The Human Question - A Speech I shared with non-adoptees

Where did we all come from? Isn’t this one of the most basic human questions everyone eventually thinks about it at some point in their lives? Consider this. If you are an adoptee this isn’t a metaphysical or even a philosophical question. It’s a reality. 

I help adoptees find their birth parents. My primary expertise is in the science of using DNA to find close relatives, and in doing so, find the families from which either their birth mother or birth father originated. Some of my clients have been searching for a lifetime and have turned to DNA testing as their last resort, while others may be just starting out and looking for the quickest way to cut through a traditional search.

The most important thing I can do is extend hope and encourage the adoptee to read up on numerous challenges they will face throughout their journey. I have a list of books, I have read myself, that include tips on the emotional ups and downs, pain, stress, and resistance from their adopted families, friends, and strangers they might encounter along the way. I also encourage adoptees to seek out support groups, which may be with other adoptees or individualized psychotherapy with a therapist very familiar with the adoptee or foster care experience.

Another important idea to convey to an adoptee is to prepare them for the whole idea of “reunion”. A DNA test has a small chance of putting them immediately in touch with a birth parent. Depending on the circumstances, the birth parent may not want to be approached. An adoptee would also be wise to prepare all the questions they really want answered ahead of time, in case they are unfortunate enough to meet someone resistant to further contact.

The theory behind DNA testing is challenging, but not difficult to follow with practice. There are three major DNA companies that genealogists, both amateurs and professionals, use to test themselves and their relatives to help extend what traditional documentation and searching cannot find.

In each of these DNA companies are approximately one million people who have also conducted their DNA test. To searchers it is called “fishing in all the ponds”. What it means is that one has a much higher chance of success finding a close genetic relative if you perform DNA testing with all of the three major DNA companies: AncestryDNA, Family Tree DNA and 23andMe.

I help adoptees interpret the results and give them further tips on going forward. It can become much more complicated if one has to resort to chromosome matching. That’s where genetically linked cousins’ DNA must be broken down into the twenty-two chromosomes where they share the exact same area of the chromosome as one another. Unbeknownst to them, they might share a common ancestor. The key is, do they share the same area on the same Chromosome as the searcher? If they do, their common ancestor might also be the searcher’s common ancestor.

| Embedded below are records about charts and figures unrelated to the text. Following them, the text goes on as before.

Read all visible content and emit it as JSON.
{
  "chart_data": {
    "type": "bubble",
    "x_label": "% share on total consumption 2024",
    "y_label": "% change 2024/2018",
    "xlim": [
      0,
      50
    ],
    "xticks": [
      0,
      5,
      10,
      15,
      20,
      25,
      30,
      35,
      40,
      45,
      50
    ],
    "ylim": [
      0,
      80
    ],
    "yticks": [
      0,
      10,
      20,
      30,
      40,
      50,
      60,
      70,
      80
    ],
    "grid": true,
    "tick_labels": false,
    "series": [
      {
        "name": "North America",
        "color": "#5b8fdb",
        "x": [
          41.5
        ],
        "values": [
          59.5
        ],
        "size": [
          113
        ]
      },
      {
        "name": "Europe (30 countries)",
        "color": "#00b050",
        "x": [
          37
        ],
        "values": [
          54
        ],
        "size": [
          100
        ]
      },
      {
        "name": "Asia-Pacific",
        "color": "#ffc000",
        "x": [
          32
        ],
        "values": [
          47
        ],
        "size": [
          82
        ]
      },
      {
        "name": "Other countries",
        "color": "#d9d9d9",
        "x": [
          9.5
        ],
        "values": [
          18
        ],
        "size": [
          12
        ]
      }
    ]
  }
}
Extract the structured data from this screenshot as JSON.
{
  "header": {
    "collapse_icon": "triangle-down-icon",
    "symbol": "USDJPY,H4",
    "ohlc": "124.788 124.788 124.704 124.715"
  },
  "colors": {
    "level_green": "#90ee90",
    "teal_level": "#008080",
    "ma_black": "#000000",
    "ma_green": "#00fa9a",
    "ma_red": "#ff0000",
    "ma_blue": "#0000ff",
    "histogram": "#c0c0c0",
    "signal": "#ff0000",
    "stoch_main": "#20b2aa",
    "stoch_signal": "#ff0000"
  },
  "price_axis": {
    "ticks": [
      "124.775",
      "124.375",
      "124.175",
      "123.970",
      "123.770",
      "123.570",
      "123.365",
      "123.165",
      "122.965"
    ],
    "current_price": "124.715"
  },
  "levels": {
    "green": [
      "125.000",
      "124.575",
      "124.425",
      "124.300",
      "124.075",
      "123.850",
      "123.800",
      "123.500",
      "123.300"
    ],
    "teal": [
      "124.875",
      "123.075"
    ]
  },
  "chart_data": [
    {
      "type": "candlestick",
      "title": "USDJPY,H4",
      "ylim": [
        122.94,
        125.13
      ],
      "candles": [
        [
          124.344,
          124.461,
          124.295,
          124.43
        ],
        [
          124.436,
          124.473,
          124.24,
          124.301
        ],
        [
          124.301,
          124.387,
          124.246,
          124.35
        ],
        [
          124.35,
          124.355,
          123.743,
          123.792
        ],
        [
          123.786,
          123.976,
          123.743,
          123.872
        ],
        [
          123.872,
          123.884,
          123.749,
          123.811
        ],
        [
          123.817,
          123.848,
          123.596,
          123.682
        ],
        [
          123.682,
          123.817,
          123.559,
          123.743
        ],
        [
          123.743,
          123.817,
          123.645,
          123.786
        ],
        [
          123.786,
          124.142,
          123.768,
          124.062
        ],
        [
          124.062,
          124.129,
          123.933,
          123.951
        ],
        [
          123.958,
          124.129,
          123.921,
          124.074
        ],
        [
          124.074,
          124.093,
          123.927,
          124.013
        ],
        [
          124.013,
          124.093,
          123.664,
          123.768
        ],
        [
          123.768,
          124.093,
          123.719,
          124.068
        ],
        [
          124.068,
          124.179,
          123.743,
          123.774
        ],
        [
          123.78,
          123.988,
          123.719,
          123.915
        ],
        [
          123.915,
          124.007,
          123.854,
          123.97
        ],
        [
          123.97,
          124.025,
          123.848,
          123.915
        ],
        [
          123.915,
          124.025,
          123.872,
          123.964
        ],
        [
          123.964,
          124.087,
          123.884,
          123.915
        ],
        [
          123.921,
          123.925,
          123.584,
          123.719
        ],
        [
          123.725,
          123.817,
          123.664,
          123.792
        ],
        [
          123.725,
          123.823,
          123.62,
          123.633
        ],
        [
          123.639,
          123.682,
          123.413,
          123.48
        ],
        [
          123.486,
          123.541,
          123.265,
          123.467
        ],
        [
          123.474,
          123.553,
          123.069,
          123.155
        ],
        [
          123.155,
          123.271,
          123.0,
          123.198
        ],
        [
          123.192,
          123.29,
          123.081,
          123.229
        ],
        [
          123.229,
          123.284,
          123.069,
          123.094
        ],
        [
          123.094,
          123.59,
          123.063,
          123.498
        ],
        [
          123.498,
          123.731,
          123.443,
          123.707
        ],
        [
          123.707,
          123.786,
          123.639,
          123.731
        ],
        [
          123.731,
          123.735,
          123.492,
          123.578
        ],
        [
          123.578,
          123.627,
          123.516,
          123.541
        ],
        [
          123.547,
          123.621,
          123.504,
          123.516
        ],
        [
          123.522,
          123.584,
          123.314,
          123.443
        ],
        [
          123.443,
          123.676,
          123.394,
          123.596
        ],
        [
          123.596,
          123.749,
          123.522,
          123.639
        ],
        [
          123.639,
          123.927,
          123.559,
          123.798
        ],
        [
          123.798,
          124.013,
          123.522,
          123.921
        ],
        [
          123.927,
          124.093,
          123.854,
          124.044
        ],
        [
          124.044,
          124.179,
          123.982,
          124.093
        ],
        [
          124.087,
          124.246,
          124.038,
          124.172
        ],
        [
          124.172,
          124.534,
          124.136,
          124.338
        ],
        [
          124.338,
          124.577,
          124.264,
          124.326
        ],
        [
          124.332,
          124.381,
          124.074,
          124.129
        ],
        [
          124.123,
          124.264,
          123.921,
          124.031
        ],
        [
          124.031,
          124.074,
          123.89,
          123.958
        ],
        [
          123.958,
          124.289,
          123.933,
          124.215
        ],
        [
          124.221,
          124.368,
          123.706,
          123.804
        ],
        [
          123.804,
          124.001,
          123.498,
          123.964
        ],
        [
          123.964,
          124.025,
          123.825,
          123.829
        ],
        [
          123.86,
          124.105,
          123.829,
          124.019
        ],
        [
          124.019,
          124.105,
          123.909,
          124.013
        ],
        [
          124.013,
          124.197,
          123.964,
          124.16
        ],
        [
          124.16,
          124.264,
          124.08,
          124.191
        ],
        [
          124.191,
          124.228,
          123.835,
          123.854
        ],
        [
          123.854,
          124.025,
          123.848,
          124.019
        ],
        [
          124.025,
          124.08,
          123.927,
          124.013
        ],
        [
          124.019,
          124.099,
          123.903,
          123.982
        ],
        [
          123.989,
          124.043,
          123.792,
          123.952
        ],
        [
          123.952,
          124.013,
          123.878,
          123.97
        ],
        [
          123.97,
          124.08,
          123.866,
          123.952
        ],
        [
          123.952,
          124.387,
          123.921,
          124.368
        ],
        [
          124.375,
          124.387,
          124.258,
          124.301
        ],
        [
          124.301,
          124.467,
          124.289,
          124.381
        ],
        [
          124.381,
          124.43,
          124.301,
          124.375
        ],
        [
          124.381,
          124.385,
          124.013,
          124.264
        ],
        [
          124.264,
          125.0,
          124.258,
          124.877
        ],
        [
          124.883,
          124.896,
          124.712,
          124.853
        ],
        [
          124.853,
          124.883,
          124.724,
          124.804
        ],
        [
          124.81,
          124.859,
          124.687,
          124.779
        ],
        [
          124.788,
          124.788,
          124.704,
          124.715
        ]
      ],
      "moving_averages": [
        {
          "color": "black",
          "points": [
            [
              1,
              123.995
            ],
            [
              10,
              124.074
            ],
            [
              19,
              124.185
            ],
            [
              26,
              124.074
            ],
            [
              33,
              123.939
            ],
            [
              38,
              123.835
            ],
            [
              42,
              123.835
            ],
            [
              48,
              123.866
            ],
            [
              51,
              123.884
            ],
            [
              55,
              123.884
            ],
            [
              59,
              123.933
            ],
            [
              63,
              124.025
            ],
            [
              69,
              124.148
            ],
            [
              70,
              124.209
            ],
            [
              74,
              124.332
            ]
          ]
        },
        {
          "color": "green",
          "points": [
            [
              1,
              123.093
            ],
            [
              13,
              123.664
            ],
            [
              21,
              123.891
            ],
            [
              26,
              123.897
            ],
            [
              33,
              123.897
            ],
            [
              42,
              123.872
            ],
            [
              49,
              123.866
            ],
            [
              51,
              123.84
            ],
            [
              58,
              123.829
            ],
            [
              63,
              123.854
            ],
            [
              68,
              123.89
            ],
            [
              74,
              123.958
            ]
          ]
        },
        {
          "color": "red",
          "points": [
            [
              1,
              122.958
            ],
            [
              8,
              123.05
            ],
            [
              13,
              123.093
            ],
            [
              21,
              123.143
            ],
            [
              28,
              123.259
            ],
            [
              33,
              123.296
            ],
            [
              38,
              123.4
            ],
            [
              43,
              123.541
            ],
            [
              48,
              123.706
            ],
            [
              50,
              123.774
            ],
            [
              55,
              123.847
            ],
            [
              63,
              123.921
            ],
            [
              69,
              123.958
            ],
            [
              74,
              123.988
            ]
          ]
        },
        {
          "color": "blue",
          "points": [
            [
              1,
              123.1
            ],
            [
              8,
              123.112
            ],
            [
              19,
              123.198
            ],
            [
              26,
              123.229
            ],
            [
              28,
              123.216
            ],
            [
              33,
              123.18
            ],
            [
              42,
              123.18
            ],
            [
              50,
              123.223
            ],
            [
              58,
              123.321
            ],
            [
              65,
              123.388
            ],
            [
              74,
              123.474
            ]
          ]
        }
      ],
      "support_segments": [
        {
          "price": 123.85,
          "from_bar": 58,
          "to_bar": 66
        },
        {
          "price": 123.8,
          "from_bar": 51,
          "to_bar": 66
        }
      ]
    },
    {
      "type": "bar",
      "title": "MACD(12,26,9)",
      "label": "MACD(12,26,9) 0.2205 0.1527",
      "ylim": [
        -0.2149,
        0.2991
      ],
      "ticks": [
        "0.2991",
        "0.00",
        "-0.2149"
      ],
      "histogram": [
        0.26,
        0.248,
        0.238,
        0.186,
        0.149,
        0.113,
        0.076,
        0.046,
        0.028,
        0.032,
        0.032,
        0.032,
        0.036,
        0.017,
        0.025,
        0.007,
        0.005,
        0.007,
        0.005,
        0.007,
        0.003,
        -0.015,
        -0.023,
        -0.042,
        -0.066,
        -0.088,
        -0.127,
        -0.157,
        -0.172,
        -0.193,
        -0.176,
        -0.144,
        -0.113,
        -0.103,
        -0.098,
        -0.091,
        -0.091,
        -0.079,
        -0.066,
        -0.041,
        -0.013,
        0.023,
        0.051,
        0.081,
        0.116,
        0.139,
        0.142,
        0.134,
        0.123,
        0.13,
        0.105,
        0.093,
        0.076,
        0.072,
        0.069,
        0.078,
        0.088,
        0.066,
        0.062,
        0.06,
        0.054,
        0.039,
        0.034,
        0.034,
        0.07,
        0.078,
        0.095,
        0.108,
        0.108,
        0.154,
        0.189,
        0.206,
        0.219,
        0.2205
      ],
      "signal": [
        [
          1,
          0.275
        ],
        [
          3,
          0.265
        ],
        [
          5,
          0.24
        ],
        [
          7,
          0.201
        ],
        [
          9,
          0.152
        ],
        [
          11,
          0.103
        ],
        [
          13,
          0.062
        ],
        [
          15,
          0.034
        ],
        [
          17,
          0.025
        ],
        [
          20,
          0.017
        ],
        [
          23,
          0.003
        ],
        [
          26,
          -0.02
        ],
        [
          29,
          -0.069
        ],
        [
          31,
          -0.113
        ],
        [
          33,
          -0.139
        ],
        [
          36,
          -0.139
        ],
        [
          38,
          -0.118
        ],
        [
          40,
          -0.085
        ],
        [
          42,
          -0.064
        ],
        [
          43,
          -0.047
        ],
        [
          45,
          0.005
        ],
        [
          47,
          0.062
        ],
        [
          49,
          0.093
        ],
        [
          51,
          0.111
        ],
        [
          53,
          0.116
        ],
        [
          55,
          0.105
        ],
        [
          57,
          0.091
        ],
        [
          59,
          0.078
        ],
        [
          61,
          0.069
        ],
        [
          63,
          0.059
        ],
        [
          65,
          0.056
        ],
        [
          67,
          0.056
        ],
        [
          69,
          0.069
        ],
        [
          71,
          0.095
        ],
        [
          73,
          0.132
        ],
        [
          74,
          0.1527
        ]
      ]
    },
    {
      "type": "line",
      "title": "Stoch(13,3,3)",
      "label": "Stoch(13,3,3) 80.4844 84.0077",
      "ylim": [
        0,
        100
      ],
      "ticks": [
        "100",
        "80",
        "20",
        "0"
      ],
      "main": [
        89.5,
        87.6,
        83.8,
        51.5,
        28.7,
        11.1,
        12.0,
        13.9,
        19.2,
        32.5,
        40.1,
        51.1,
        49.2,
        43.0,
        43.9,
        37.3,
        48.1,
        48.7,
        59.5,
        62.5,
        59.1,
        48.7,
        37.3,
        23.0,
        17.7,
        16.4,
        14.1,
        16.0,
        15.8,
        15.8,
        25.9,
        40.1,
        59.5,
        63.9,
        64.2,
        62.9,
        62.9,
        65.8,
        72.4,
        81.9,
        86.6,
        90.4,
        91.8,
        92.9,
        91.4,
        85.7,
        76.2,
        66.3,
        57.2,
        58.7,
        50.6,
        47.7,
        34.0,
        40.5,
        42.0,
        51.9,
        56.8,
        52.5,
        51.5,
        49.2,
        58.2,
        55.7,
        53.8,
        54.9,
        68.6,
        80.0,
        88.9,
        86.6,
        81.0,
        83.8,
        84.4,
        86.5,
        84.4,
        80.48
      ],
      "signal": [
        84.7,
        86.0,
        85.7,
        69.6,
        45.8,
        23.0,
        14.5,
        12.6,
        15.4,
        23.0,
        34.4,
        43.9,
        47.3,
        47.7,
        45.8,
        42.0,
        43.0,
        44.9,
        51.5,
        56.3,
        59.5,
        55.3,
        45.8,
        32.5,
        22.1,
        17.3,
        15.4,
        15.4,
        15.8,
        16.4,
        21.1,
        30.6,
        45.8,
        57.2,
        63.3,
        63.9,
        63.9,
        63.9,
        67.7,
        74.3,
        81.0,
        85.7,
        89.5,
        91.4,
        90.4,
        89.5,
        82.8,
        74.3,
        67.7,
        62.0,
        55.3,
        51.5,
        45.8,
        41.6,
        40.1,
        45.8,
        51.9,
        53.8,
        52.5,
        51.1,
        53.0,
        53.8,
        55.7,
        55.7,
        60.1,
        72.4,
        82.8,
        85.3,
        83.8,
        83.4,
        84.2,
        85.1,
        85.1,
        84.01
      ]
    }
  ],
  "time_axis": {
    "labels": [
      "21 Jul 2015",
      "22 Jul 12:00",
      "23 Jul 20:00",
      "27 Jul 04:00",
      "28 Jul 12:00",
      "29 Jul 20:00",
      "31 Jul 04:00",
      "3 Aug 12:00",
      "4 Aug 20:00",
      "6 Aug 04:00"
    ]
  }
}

Finding two cousins who match the searcher and each other is the first challenge. The second one is to gain access to their fairly well documented family tree. If they are unwilling, the adoptee may be forced to try and assemble a family tree for these individuals and hope they can connect them up to a shared common ancestor.

One thing I warn adoptees about is encountering genetically linked relatives that they may not find a willing helper on the other end. Depending on the generation the searcher was born into, some people may consider it their responsibility to keep the knowledge of your birth parents a secret, even if they know exactly who they are. We have a name for this; it’s called the wall of silence. Some people think it is there responsibility to keep the secret well guarded fully embracing the closed adoption ideology.

There are two approaches to this. Hold your adoptee flag proudly and march forward looking for willing helpers, or go the less optimistic route and see how much people are willing to share before you announce your true intensions. If one goes the latter route I encourage searchers to approach their DNA relatives as if they were naive or amateur genealogists. Most relatives want to know how you might connect to their family tree, so I tell them to ask them to share their family tree so that the searcher can find the most recent common ancestor. This allows the adoptee to suggest they will do all the work looking for the common ancestor, giving the cousin a break from having to perform a lengthy search themselves.

In either case, some genealogists have encountered in their own family trees, a brick wall. Sometimes it’s just because they lack any further documentation to follow and other times an actual non-paternal-event occurred. It basically means an adoption occurred. However, it was an adoption well before closed adoptions became a reality in the United States; prior to the 1930s.

An adoptees or birth parents search can have many leads with just as many dead ends. It takes persistence, and at times a defiant attitude to keep pushing forward. However, the drive is always the same. Who are my ancestors? Do they look like me or act like me? If I find them will they still be alive? If they are alive, will they welcome me or reject me…a second time?

And the most basic of questions, where did I come from? Again, not a metaphysical or even a philosophical question, just the reality all adoptees must face.